A rigor, quando digo olhar para trás é recall mesmo, lembrança. A pesquisa atesta isso, o Lula é quem tem o maior recall no Brasil. Quando você tem um nome como o do Doria crescendo, é o resultado mais claro da importância que a rede social tem. Ele consegue ter, em regiões fora do eixo de São Paulo, um conhecimento maior do que qualquer político brasileiro conseguiu ter em anos porque tem conseguido se apropriar da rede social. E olha que não está usando as ferramentas mais modernas usadas nos Estados Unidos e na Europa, um algorítimo que, em vez de você fazer uma mensagem para Brasília, por exemplo, você fala para Taguatinga ou para o Guará. Uma ferramenta Door to Door (porta a porta), onde você consegue fazer a mensagem individualizada. É algo que mudou por completo as relações políticas e quem não perceber isso vai ficar fora.

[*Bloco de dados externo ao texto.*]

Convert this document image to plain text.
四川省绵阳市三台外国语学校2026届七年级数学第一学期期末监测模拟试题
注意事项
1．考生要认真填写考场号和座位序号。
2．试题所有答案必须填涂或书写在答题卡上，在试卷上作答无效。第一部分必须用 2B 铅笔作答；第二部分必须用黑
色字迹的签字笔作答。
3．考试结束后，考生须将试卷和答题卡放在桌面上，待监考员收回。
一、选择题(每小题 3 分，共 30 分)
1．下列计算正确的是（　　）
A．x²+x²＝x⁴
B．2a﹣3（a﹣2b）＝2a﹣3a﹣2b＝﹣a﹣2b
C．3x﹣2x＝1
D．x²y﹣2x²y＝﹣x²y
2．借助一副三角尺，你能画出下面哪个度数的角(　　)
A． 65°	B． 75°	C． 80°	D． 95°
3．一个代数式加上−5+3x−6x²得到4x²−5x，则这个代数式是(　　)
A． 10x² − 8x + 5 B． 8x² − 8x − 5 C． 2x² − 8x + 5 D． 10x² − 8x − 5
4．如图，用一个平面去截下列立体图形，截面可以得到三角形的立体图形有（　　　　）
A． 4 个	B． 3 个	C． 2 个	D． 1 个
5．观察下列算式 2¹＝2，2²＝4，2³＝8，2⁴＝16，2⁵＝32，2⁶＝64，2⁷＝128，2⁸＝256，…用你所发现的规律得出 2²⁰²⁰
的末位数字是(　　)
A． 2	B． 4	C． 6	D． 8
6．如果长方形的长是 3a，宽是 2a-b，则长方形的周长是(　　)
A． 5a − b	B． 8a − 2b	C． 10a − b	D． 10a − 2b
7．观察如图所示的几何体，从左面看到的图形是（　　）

Mas ele tem musculatura para sobreviver a uma campanha real?
O Doria não é candidato. Ele tem dito, insistentemente, que o candidato dele é Geraldo Alckmin. E o partido tem outras opções além do Alckmin, tem Aécio Neves, Tasso Jereissati, Antonio Anastasia, José Serra e pode ter Doria, mas não posso tratá-lo como candidato quando ele próprio diz que não é.
O senhor defende prévias no PSDB?
Se houver disputa. Nas últimas eleições, o PSDB conseguiu consenso. É uma cultura boa quando bem exercida. Você consegue dar vitalidade, vida partidária, o que é interessante.
Qual a previsão para 2018?
É o ano da imprevisibilidade. Quem estiver prevendo está fazendo um chutômetro enorme. Tem um conjunto de incertezas que estão fora do alcance dos partidos e dos próprios candidatos. O Brasil já viveu a desesperança, mas agora não é só desesperança é revolta, indignação, intolerância. As pessoas estão de saco cheio.
O desempenho do governo vai influenciar na eleição. Diante da rejeição de Temer, é complicado estar na base?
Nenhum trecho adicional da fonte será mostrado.